According to the federal courts and to the film, which was written by People vs. Larry Flynt writers Scott Alexander and Larry Karaszewski, the paintings credited to Walter Keane were actually the work of his wife, Margaret (Amy Adams).
Eventually tiring of Keane’s lying and bullying, Margaret ran off with Jane, her daughter from a previous marriage. Then the legal struggles began. As with Big Fish, Burton’s distinctive fingerprints can barely be identified. That one scene where Margaret sees big-eyed people in the grocery store is the sole evidence that springs to mind. Big Eyes drops the ball as a distinctive Burton film and as an indictment of “Mad Men”-era treatment of women, but it does recount an interesting, if ultimately slight, pop-culture footnote from the last half of the 20th Century.

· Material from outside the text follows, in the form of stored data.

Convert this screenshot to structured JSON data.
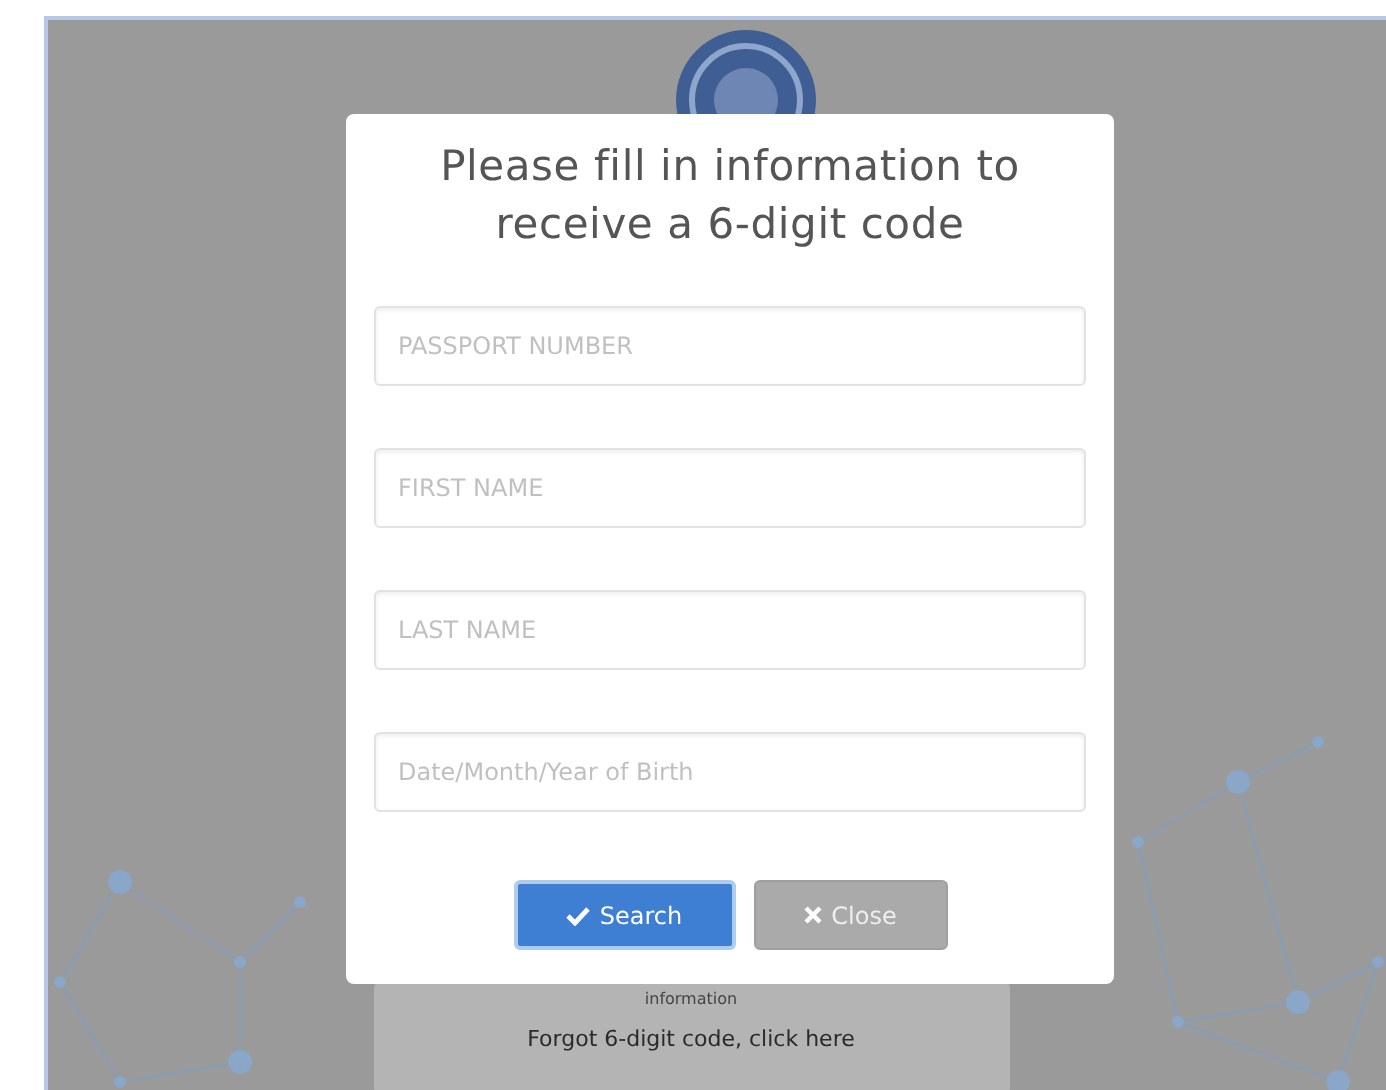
{
  "background_page": {
    "card_caption": "information",
    "forgot_link": "Forgot 6-digit code, click here"
  },
  "modal": {
    "title": "Please fill in information to receive a 6-digit code",
    "fields": [
      {
        "placeholder": "PASSPORT NUMBER"
      },
      {
        "placeholder": "FIRST NAME"
      },
      {
        "placeholder": "LAST NAME"
      },
      {
        "placeholder": "Date/Month/Year of Birth"
      }
    ],
    "buttons": [
      {
        "kind": "primary",
        "label": "Search"
      },
      {
        "kind": "secondary",
        "label": "Close"
      }
    ]
  }
}
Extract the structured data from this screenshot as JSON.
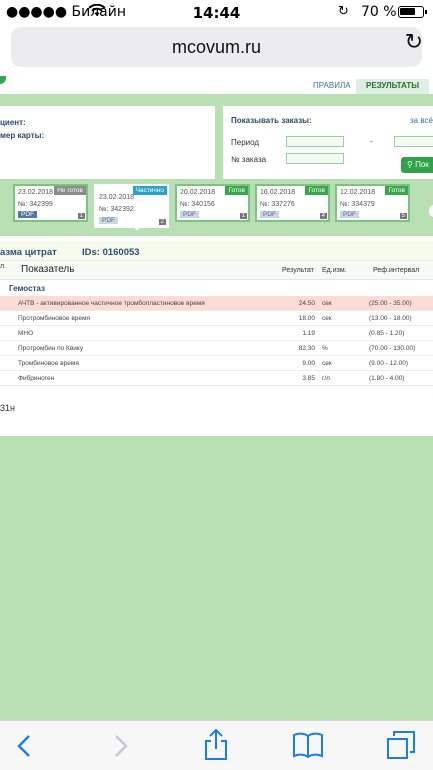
{
  "status_bar": {
    "carrier": "●●●●● Билайн",
    "time": "14:44",
    "battery": "70 %",
    "battery_level": 0.7
  },
  "browser": {
    "url": "mcovum.ru"
  },
  "nav_tabs": {
    "rules": "ПРАВИЛА",
    "results": "РЕЗУЛЬТАТЫ"
  },
  "patient_panel": {
    "patient_label": "циент:",
    "card_label": "мер карты:"
  },
  "orders_filter": {
    "title": "Показывать заказы:",
    "all_link": "за всё",
    "period_label": "Период",
    "dash": "-",
    "order_no_label": "№ заказа",
    "show_button": "Пок"
  },
  "orders": [
    {
      "date": "23.02.2018",
      "number": "№: 342399",
      "status": "Не готов",
      "status_color": "#8a8a8a",
      "pdf": "PDF",
      "index": "1"
    },
    {
      "date": "23.02.2018",
      "number": "№: 342392",
      "status": "Частично",
      "status_color": "#2aa3c9",
      "pdf": "PDF",
      "index": "2"
    },
    {
      "date": "20.02.2018",
      "number": "№: 340156",
      "status": "Готов",
      "status_color": "#37a84a",
      "pdf": "PDF",
      "index": "1"
    },
    {
      "date": "16.02.2018",
      "number": "№: 337276",
      "status": "Готов",
      "status_color": "#37a84a",
      "pdf": "PDF",
      "index": "4"
    },
    {
      "date": "12.02.2018",
      "number": "№: 334379",
      "status": "Готов",
      "status_color": "#37a84a",
      "pdf": "PDF",
      "index": "5"
    }
  ],
  "result": {
    "sample": "азма цитрат",
    "ids": "IDs: 0160053",
    "col_left": "л.",
    "columns": {
      "indicator": "Показатель",
      "result": "Результат",
      "unit": "Ед.изм.",
      "ref": "Реф.интервал"
    },
    "section": "Гемостаз",
    "rows": [
      {
        "name": "АЧТВ - активированное частичное тромбопластиновое время",
        "value": "24.50",
        "unit": "сек",
        "ref": "(25.00 - 35.00)",
        "flag": true
      },
      {
        "name": "Протромбиновое время",
        "value": "18.00",
        "unit": "сек",
        "ref": "(13.00 - 18.00)",
        "flag": false
      },
      {
        "name": "МНО",
        "value": "1.19",
        "unit": "",
        "ref": "(0.85 - 1.20)",
        "flag": false
      },
      {
        "name": "Протромбин по Квику",
        "value": "82.30",
        "unit": "%",
        "ref": "(70.00 - 130.00)",
        "flag": false
      },
      {
        "name": "Тромбиновое время",
        "value": "9.00",
        "unit": "сек",
        "ref": "(9.00 - 12.00)",
        "flag": false
      },
      {
        "name": "Фибриноген",
        "value": "3.85",
        "unit": "г/л",
        "ref": "(1.80 - 4.00)",
        "flag": false
      }
    ],
    "footer": "31н"
  }
}
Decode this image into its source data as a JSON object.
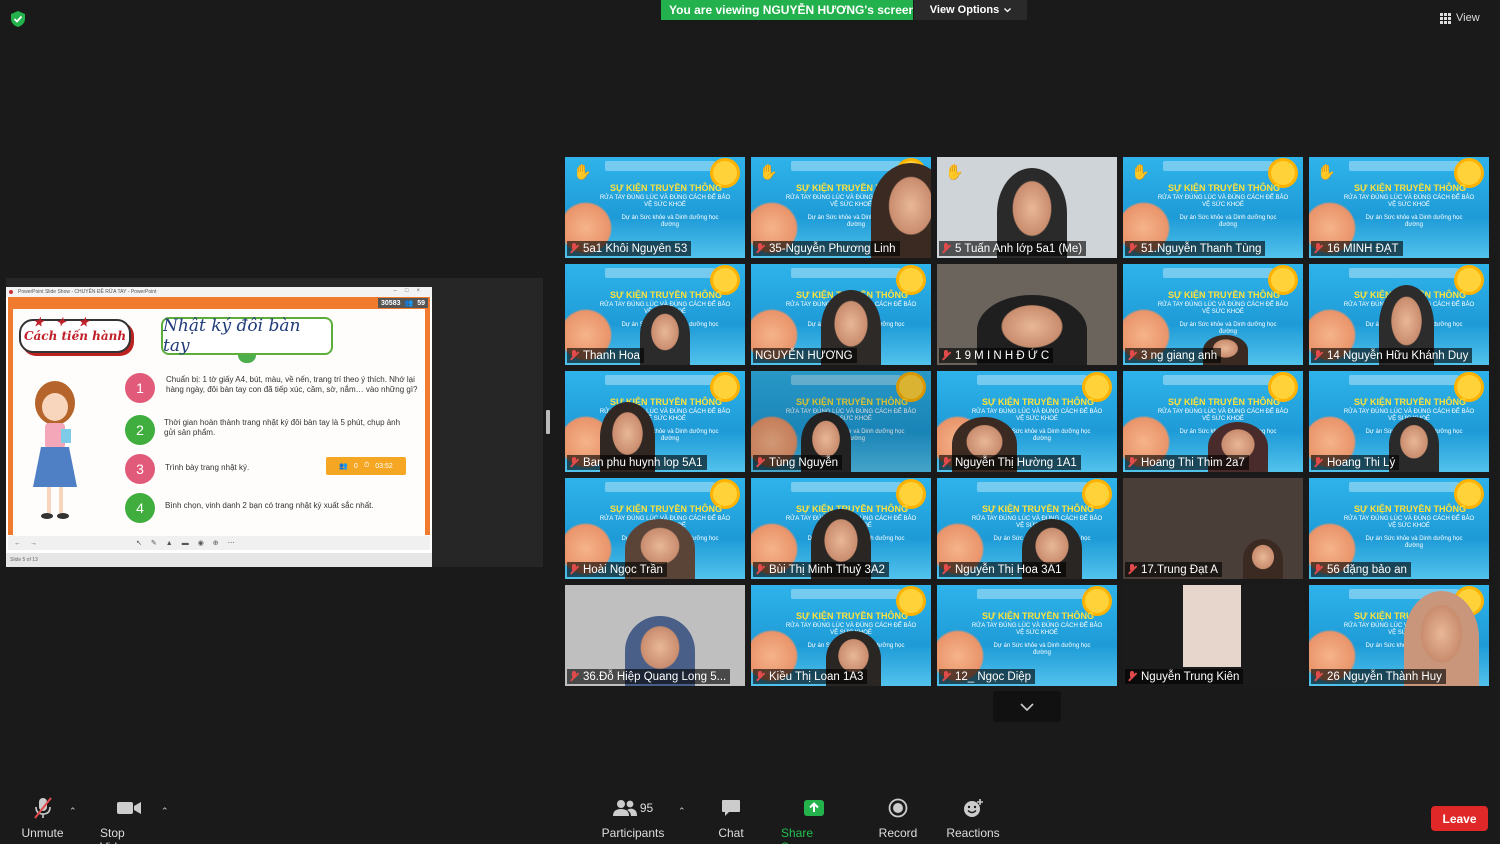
{
  "topbar": {
    "viewing_banner": "You are viewing NGUYỄN HƯƠNG's screen",
    "view_options": "View Options",
    "view_label": "View"
  },
  "shared_window": {
    "title": "PowerPoint Slide Show - CHUYÊN ĐỀ RỬA TAY - PowerPoint",
    "status": "Slide 5 of 13",
    "counter": {
      "votes": "30583",
      "viewers": "59"
    }
  },
  "slide": {
    "badge": "Cách tiến hành",
    "title": "Nhật ký đôi bàn tay",
    "steps": [
      {
        "num": "1",
        "text": "Chuẩn bị: 1 tờ giấy A4, bút, màu, về nến, trang trí theo ý thích. Nhớ lại hàng ngày, đôi bàn tay con đã tiếp xúc, cầm, sờ, nắm… vào những gì?"
      },
      {
        "num": "2",
        "text": "Thời gian hoàn thành trang nhật ký đôi bàn tay là 5 phút, chụp ảnh gửi sản phẩm."
      },
      {
        "num": "3",
        "text": "Trình bày trang nhật ký."
      },
      {
        "num": "4",
        "text": "Bình chọn, vinh danh 2 bạn có trang nhật ký xuất sắc nhất."
      }
    ],
    "timer": {
      "count": "0",
      "time": "03:52"
    }
  },
  "poster": {
    "line1": "SỰ KIỆN TRUYỀN THÔNG",
    "line2": "RỬA TAY ĐÚNG LÚC VÀ ĐÚNG CÁCH ĐỂ BẢO VỆ SỨC KHOẺ",
    "line3": "Dự án Sức khỏe và Dinh dưỡng học đường"
  },
  "participants": [
    {
      "name": "5a1 Khôi Nguyên 53"
    },
    {
      "name": "35-Nguyễn Phương Linh"
    },
    {
      "name": "5 Tuấn Anh lớp 5a1 (Me)"
    },
    {
      "name": "51.Nguyễn Thanh Tùng"
    },
    {
      "name": "16 MINH ĐẠT"
    },
    {
      "name": "Thanh Hoa"
    },
    {
      "name": "NGUYỄN HƯƠNG"
    },
    {
      "name": "1 9 M I N H Đ Ứ C"
    },
    {
      "name": "3 ng giang anh"
    },
    {
      "name": "14 Nguyễn Hữu Khánh Duy"
    },
    {
      "name": "Ban phu huynh lop 5A1"
    },
    {
      "name": "Tùng Nguyễn"
    },
    {
      "name": "Nguyễn Thị Hường 1A1"
    },
    {
      "name": "Hoang Thi Thim 2a7"
    },
    {
      "name": "Hoang Thi Lý"
    },
    {
      "name": "Hoài Ngọc Trần"
    },
    {
      "name": "Bùi Thị Minh Thuỷ 3A2"
    },
    {
      "name": "Nguyễn Thị Hoa 3A1"
    },
    {
      "name": "17.Trung Đạt A"
    },
    {
      "name": "56 đặng  bảo an"
    },
    {
      "name": "36.Đỗ Hiệp Quang Long 5..."
    },
    {
      "name": "Kiều Thị Loan 1A3"
    },
    {
      "name": "12_ Ngọc Diệp"
    },
    {
      "name": "Nguyễn Trung Kiên"
    },
    {
      "name": "26 Nguyễn Thành Huy"
    }
  ],
  "toolbar": {
    "unmute": "Unmute",
    "stop_video": "Stop Video",
    "participants": "Participants",
    "participants_count": "95",
    "chat": "Chat",
    "share_screen": "Share Screen",
    "record": "Record",
    "reactions": "Reactions",
    "leave": "Leave"
  },
  "colors": {
    "accent_green": "#22b14c",
    "leave_red": "#e02828",
    "muted_red": "#e24b4b",
    "background": "#1a1a1a"
  }
}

Adams and Waltz, both of whom were nominated for Golden Globes (a feat unlikely to be repeated by the Academy), are spot-on, as usual. Waltz remains mesmerizing, as ever. His smooth-talking Walter makes it easy to believe that everyone is swallowing his lies. Supporting players Jason Schwartzman, Jon Polito and Danny Huston also have fun as a rival art dealer, club owner and gossip columnist, respectively. Unforgivingly, Terence Stamp is not given enough to do. Far from Burton’s best work, at least it has spared us from the inevitable Alice sequel for a while.